I have a created a class like below which takes a pandas data frame and returns aggregate of it and sample of it. I can call each of those methods separately but I am unable to chain them like df.columns.to_list(). How can I make it work?
import pandas as pd
iris = pd.read_csv('https://raw.githubusercontent.com/mwaskom/seaborn-data/master/iris.csv')
class MyClass:
def __init__(self, df):
self.df=df
def return_agg(self):
non_num=self.df.select_dtypes(exclude='number').columns.to_list()

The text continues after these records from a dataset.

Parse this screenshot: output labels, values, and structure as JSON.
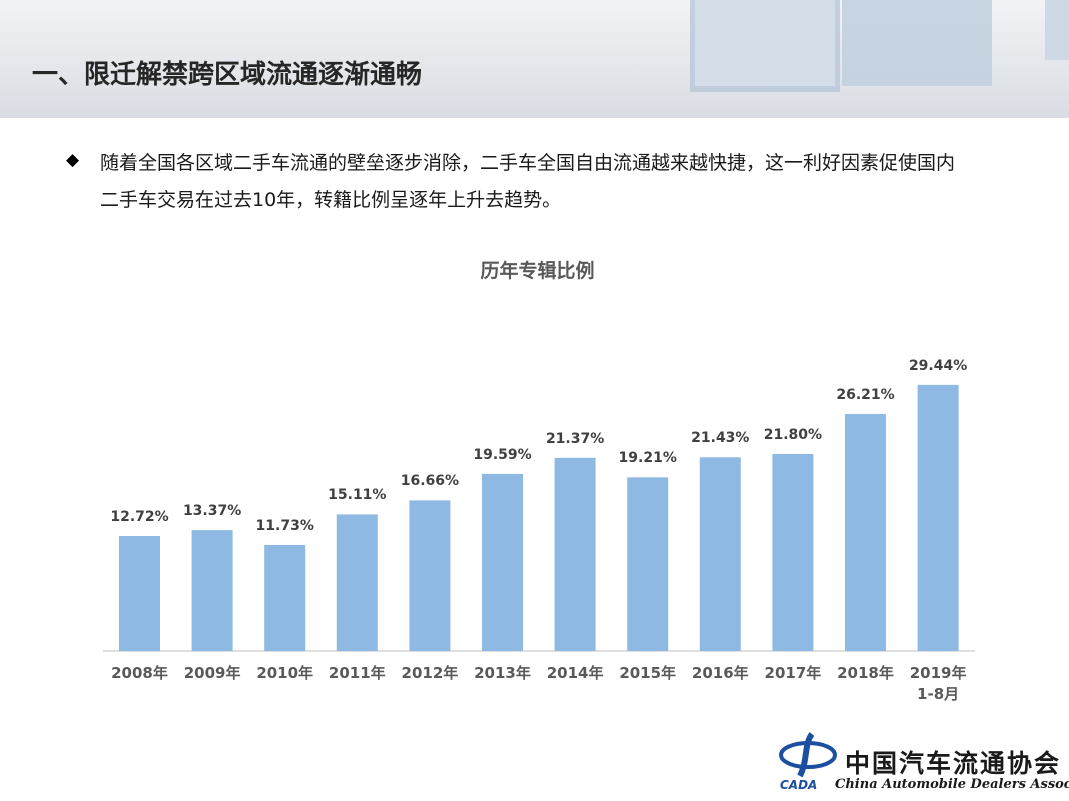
{
  "header": {
    "title": "一、限迁解禁跨区域流通逐渐通畅"
  },
  "bullet": {
    "lines": [
      "随着全国各区域二手车流通的壁垒逐步消除，二手车全国自由流通越来越快捷，这一利好因素促使国内",
      "二手车交易在过去10年，转籍比例呈逐年上升去趋势。"
    ]
  },
  "chart_data": {
    "type": "bar",
    "title": "历年专辑比例",
    "categories": [
      "2008年",
      "2009年",
      "2010年",
      "2011年",
      "2012年",
      "2013年",
      "2014年",
      "2015年",
      "2016年",
      "2017年",
      "2018年",
      "2019年\n1-8月"
    ],
    "values": [
      12.72,
      13.37,
      11.73,
      15.11,
      16.66,
      19.59,
      21.37,
      19.21,
      21.43,
      21.8,
      26.21,
      29.44
    ],
    "value_labels": [
      "12.72%",
      "13.37%",
      "11.73%",
      "15.11%",
      "16.66%",
      "19.59%",
      "21.37%",
      "19.21%",
      "21.43%",
      "21.80%",
      "26.21%",
      "29.44%"
    ],
    "color": "#8db9e2"
  },
  "logo": {
    "name": "中国汽车流通协会",
    "english": "China Automobile Dealers Association",
    "mark": "CADA"
  }
}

self.df=self.df.groupby(non_num,dropna=False).sum().reset_index()
return self.df
def return_sample(self):
self.sample=self.df.sample(frac=0.1, replace=True, random_state=1)
return self.sample
a = MyClass(iris)
a.return_sample() #works
a.return_agg() #works
a.return_sample().return_agg() #doesnot work
After making the change as suggested by various friends below, the method chaining works but the result is not expected.
a = MyClass(iris)
df1=a.return_agg().df
df2=a.return_sample().return_agg().df
df1
[44]:
species sepal_length sepal_width petal_length petal_width
0 setosa 250.3 171.4 73.1 12.3
1 versicolor 296.8 138.5 213.0 66.3
2 virginica 329.4 148.7 277.6 101.3
[45]:
df2
[45]:
species sepal_length sepal_width petal_length petal_width
0 setosa 250.3 171.4 73.1 12.3
1 versicolor 296.8 138.5 213.0 66.3
2 virginica 329.4 148.7 277.6 101.3
df2 should be different from df1 because it is aggregating on sample.